Nel quartiere giro sempre fra le strade e le piazze per cercare dettagli o posti mai visti, per conoscere le persone e le loro storie, così diverse, ricche e complesse, come in poche altre zone a Roma. Dal marmista che sta qui da sempre agli artisti come Giuseppe Gallo e Marco Tirelli che, dalla fine degli Anni Settanta, hanno iniziato ad abitare il Pastificio Cerere, trasformando una fabbrica di pasta in disuso in un grande centro della cultura contemporanea. Un luogo dove ha vissuto Francesca Woodman e dove ancora puoi trovare lo studio di Celestino, Ruffo, Petrucci e Myriam B, fino alla Fondazione Pastificio Cerere, uno spazio espositivo e di produzione artistica che si apre al quartiere. Di fronte al Pastificio c’è il Nuovo Cinema Palazzo. Solo negli ultimi mesi, ci ho visto Marcello Fonte raccontare la sua storia dopo la Palma d’Oro a Cannes, o Elio Germano e Teho Teardo, con una strepitosa interpretazione di Viaggio al termine della notte di Céline, o ancora il cineforum d’autore per bambini organizzato da Civico San Lorenzo.

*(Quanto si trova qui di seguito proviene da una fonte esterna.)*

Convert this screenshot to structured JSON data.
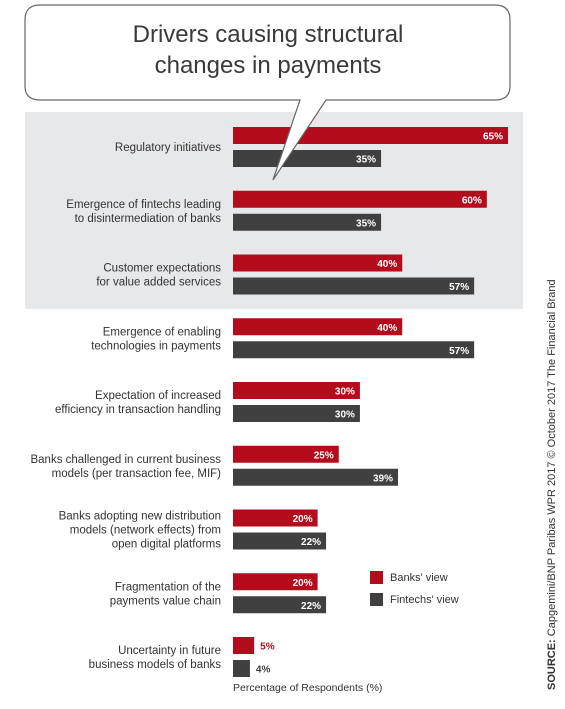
{
  "title_lines": [
    "Drivers causing structural",
    "changes in payments"
  ],
  "chart_data": {
    "type": "bar",
    "orientation": "horizontal",
    "categories": [
      [
        "Regulatory initiatives"
      ],
      [
        "Emergence of fintechs leading",
        "to disintermediation of banks"
      ],
      [
        "Customer expectations",
        "for value added services"
      ],
      [
        "Emergence of enabling",
        "technologies in payments"
      ],
      [
        "Expectation of increased",
        "efficiency in transaction handling"
      ],
      [
        "Banks challenged in current business",
        "models (per transaction fee, MIF)"
      ],
      [
        "Banks adopting new distribution",
        "models (network effects) from",
        "open digital platforms"
      ],
      [
        "Fragmentation of the",
        "payments value chain"
      ],
      [
        "Uncertainty in future",
        "business models of banks"
      ]
    ],
    "series": [
      {
        "name": "Banks' view",
        "color": "#b30c1c",
        "values": [
          65,
          60,
          40,
          40,
          30,
          25,
          20,
          20,
          5
        ],
        "labels": [
          "65%",
          "60%",
          "40%",
          "40%",
          "30%",
          "25%",
          "20%",
          "20%",
          "5%"
        ]
      },
      {
        "name": "Fintechs' view",
        "color": "#404040",
        "values": [
          35,
          35,
          57,
          57,
          30,
          39,
          22,
          22,
          4
        ],
        "labels": [
          "35%",
          "35%",
          "57%",
          "57%",
          "30%",
          "39%",
          "22%",
          "22%",
          "4%"
        ]
      }
    ],
    "xlabel": "Percentage of Respondents (%)",
    "xlim": [
      0,
      65
    ],
    "highlighted_categories": [
      0,
      1,
      2
    ],
    "highlight_color": "#e7e8ea",
    "legend_position": "right"
  },
  "source": {
    "label": "SOURCE:",
    "text": "Capgemini/BNP Paribas WPR 2017 © October 2017 The Financial Brand"
  }
}
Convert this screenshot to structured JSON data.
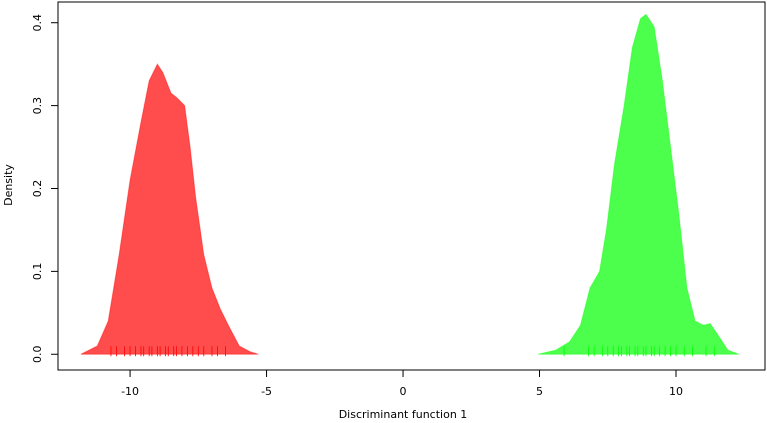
{
  "chart_data": {
    "type": "density",
    "xlabel": "Discriminant function 1",
    "ylabel": "Density",
    "xlim": [
      -12.64,
      13.26
    ],
    "ylim": [
      -0.019,
      0.425
    ],
    "xticks": [
      -10,
      -5,
      0,
      5,
      10
    ],
    "yticks": [
      {
        "value": 0,
        "label": "0.0"
      },
      {
        "value": 0.1,
        "label": "0.1"
      },
      {
        "value": 0.2,
        "label": "0.2"
      },
      {
        "value": 0.3,
        "label": "0.3"
      },
      {
        "value": 0.4,
        "label": "0.4"
      }
    ],
    "series": [
      {
        "color": "#ff0000",
        "x": [
          -11.8,
          -11.2,
          -10.8,
          -10.4,
          -10.0,
          -9.6,
          -9.3,
          -9.0,
          -8.8,
          -8.5,
          -8.3,
          -8.0,
          -7.8,
          -7.6,
          -7.3,
          -7.0,
          -6.7,
          -6.4,
          -6.0,
          -5.6,
          -5.3
        ],
        "values": [
          0,
          0.01,
          0.04,
          0.12,
          0.21,
          0.28,
          0.33,
          0.35,
          0.34,
          0.315,
          0.31,
          0.3,
          0.25,
          0.19,
          0.12,
          0.08,
          0.055,
          0.035,
          0.01,
          0.003,
          0
        ],
        "rug": [
          -10.7,
          -10.5,
          -10.2,
          -10.0,
          -9.8,
          -9.6,
          -9.5,
          -9.3,
          -9.2,
          -9.0,
          -8.9,
          -8.7,
          -8.6,
          -8.4,
          -8.3,
          -8.1,
          -7.9,
          -7.7,
          -7.5,
          -7.3,
          -7.0,
          -6.8,
          -6.5
        ]
      },
      {
        "color": "#00ff00",
        "x": [
          4.95,
          5.6,
          6.1,
          6.5,
          6.85,
          7.2,
          7.45,
          7.75,
          8.1,
          8.4,
          8.7,
          8.9,
          9.2,
          9.5,
          9.8,
          10.1,
          10.4,
          10.7,
          11.0,
          11.25,
          11.5,
          11.9,
          12.3
        ],
        "values": [
          0,
          0.005,
          0.015,
          0.035,
          0.08,
          0.1,
          0.15,
          0.23,
          0.3,
          0.37,
          0.405,
          0.41,
          0.395,
          0.33,
          0.25,
          0.17,
          0.08,
          0.04,
          0.035,
          0.037,
          0.025,
          0.005,
          0
        ],
        "rug": [
          5.9,
          6.8,
          7.0,
          7.3,
          7.5,
          7.7,
          7.9,
          8.0,
          8.2,
          8.3,
          8.5,
          8.6,
          8.8,
          8.9,
          9.1,
          9.2,
          9.4,
          9.6,
          9.8,
          10.0,
          10.3,
          10.6,
          11.1,
          11.4
        ]
      }
    ]
  }
}
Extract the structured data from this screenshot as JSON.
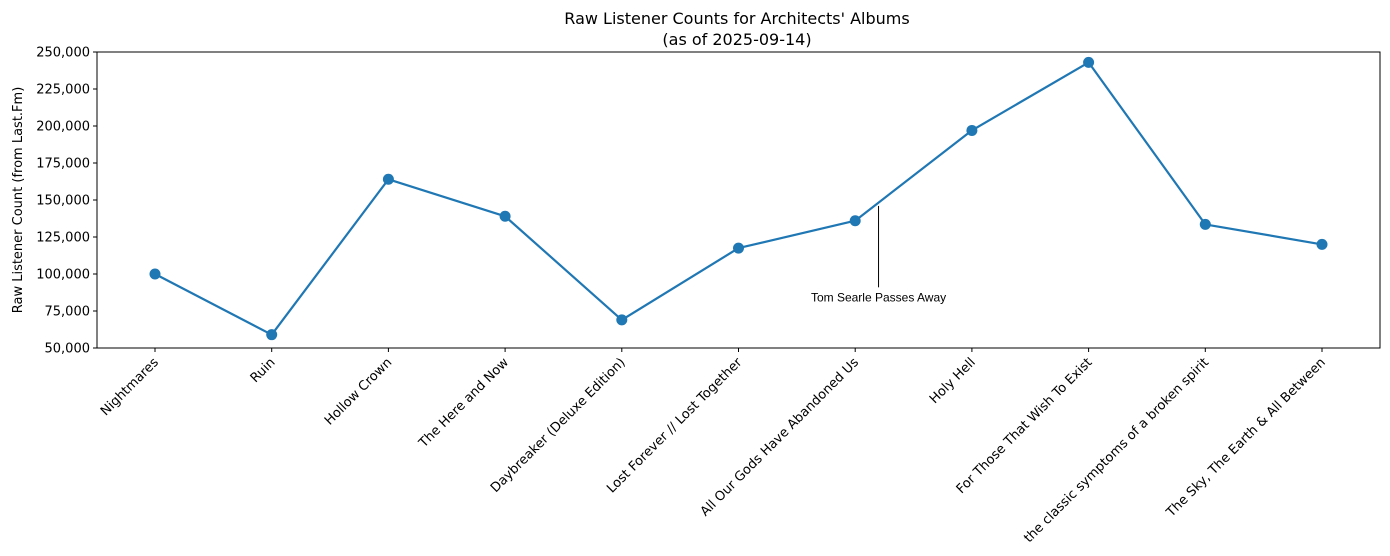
{
  "chart_data": {
    "type": "line",
    "title": "Raw Listener Counts for Architects' Albums",
    "subtitle": "(as of 2025-09-14)",
    "xlabel": "",
    "ylabel": "Raw Listener Count (from Last.Fm)",
    "ylim": [
      50000,
      250000
    ],
    "yticks": [
      50000,
      75000,
      100000,
      125000,
      150000,
      175000,
      200000,
      225000,
      250000
    ],
    "ytick_labels": [
      "50,000",
      "75,000",
      "100,000",
      "125,000",
      "150,000",
      "175,000",
      "200,000",
      "225,000",
      "250,000"
    ],
    "categories": [
      "Nightmares",
      "Ruin",
      "Hollow Crown",
      "The Here and Now",
      "Daybreaker (Deluxe Edition)",
      "Lost Forever // Lost Together",
      "All Our Gods Have Abandoned Us",
      "Holy Hell",
      "For Those That Wish To Exist",
      "the classic symptoms of a broken spirit",
      "The Sky, The Earth & All Between"
    ],
    "series": [
      {
        "values": [
          100000,
          59000,
          164000,
          139000,
          69000,
          117500,
          136000,
          197000,
          243000,
          133500,
          120000
        ],
        "color": "#1f77b4"
      }
    ],
    "annotations": [
      {
        "text": "Tom Searle Passes Away",
        "x": 6.2,
        "y_top": 146000,
        "y_bottom": 91000
      }
    ],
    "grid": false,
    "legend": "none"
  }
}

Faccio ancora pochi passi e trovo Matèria, una galleria dedicata alla sperimentazione e alla fotografia autoriale, da Fabio Barile a Mario Cresci. E infine i due luoghi in cui mi rifugio a scrivere – come sto facendo adesso: le librerie Giufà e Tomo che, con un progetto coraggioso e condiviso, sono presìdi essenziali per un quartiere in cui regna la dialettica tra linguaggi e registri opposti, differenze di interessi e generazioni, zone profonde di ombra e di luce.
Mi viene in mente una citazione del 1983 di Arturo Carlo Quintavalle: “Le strade, per gente che vive le sere isolata davanti al televisore, per gente che raramente si muove per un comizio o una sfilata, sono proprio il ritrovare degli spazi di esistenza collettiva, un modo insomma di essere insieme”. Ripartiamo da qui. Dalle strade.